Oh, grenada, how you sing to me
That is, when people aren´t pouring booze on my head. This is how it went down.
(Alissa, walking back from park bathroom during botillon, where everyone goes to park and gets smashed)
Spanish Assholë: Tienes cigarollo?(cigerette)
Alissa: No fumo( i dont smoke)
Spanish Asshole: De dondes eres(where are you from)
Alissa: Chicago
THen the spanish asshole´s friend poured some of his rum and coke on my head.
WHO DOES THAT!
That was a mild disturbance of the night. The greater one was realizing that between highschool and now, it apparently it possible to become a wholly different person. A friend i met in grenada, who i havent seen in years, used to be intelligent, well-spoken, and basically not a buffoon(sp?). Not anymore. We saw a fubal game together, the real madrid and barcelona game(INTENSE!) and he just went off about soccer and players knowing a smidge more than nothing. I used to play, i knew more than him and i wasnt tearing everyone´s ears from their sockets. Do ears have sockets? hmm. But that could also be that i´´ve become accustomed to listenign along more here. What´s that quote though? Ah yes
¨¨I´d rather say nothing and have people think me a fool, than speak up and remove all doubt. ¨´
The dumbest thing he said all night was how he and his friend, while in a small beach town, had been ¨´date raped by fat chicks.¨¨ I asked if it would have been better if it had been by a ´´not fat chick´´´and he said , gee alissa even you have to admit that for one night stands its all physical.

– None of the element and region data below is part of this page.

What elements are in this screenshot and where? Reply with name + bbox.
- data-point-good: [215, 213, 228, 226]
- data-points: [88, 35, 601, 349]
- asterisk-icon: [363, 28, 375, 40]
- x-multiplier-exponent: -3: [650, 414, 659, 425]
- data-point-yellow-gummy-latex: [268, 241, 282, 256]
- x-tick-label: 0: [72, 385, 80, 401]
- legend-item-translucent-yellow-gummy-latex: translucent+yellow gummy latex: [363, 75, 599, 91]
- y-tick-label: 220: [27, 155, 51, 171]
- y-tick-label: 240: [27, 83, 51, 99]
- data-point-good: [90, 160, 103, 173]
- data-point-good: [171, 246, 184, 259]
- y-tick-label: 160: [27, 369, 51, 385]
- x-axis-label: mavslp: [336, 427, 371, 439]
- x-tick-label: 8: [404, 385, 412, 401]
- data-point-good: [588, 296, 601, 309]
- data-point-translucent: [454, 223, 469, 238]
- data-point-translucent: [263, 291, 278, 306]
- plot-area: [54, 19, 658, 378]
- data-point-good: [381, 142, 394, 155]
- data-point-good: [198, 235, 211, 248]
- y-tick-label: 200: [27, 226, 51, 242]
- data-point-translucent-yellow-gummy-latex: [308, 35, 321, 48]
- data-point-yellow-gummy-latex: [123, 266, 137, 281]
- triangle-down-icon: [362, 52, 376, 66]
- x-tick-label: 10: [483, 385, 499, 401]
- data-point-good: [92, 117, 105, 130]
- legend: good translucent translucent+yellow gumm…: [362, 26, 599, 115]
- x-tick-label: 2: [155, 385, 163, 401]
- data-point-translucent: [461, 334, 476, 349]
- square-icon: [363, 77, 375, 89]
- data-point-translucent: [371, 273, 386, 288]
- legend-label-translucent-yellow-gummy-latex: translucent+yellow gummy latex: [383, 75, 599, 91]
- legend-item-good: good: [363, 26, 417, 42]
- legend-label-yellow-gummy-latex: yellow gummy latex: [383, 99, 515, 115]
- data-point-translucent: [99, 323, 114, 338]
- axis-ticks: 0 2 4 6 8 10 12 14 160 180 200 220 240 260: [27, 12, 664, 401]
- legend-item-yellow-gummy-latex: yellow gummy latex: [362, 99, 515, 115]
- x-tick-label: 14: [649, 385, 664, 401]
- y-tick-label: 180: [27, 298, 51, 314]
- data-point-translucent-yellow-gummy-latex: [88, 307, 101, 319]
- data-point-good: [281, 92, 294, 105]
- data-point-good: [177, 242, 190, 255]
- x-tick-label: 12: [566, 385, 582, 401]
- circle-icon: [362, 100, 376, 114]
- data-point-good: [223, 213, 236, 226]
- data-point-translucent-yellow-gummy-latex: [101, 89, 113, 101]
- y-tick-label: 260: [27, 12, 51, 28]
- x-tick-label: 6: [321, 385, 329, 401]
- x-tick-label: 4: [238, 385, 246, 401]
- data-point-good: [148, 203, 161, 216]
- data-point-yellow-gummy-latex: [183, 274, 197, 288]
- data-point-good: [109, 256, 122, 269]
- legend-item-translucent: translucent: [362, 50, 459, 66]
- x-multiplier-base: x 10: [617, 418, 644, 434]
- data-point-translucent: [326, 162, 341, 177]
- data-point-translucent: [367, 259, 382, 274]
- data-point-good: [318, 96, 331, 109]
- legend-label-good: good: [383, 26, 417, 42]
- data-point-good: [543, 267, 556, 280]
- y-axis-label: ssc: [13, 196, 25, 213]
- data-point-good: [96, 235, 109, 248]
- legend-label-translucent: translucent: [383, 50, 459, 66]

Clearly what happened, is that he got drunk, made a poor choice, and now wants to shirk responsability for it. But by no means is he a victim here! I don´t know, i remember him being, well and maybe im the naive one here, but nicer. More noble, or something. Ok, and now i sound prissy. Ah well. I ended up going with juan(my spanish friend from ire) to a bar with his cousins and it was loud, crowded, and stuffy but other than that good. Hmm i seem to have dipped into a negative mood. But, its just that each day here i really try my best to survive. I try my best not to cry and give up because this is the hardest thing i´ve done in my life. Give me back my thesis, my improv mag and my internship. Double, triple the work. I promise, it would have been easier.
Last night, park of the park was on a hill. I looked down and saw little spanish dots of color. Drinking, laughing, and i felt like a watcher. That, i´ve become a watcher an observer in these past 7 weeks. And, while i know am rich with material to write about, i wonder if misery really is necessary for good fiction.
ps off to morroco(i hope) in 2 weeks!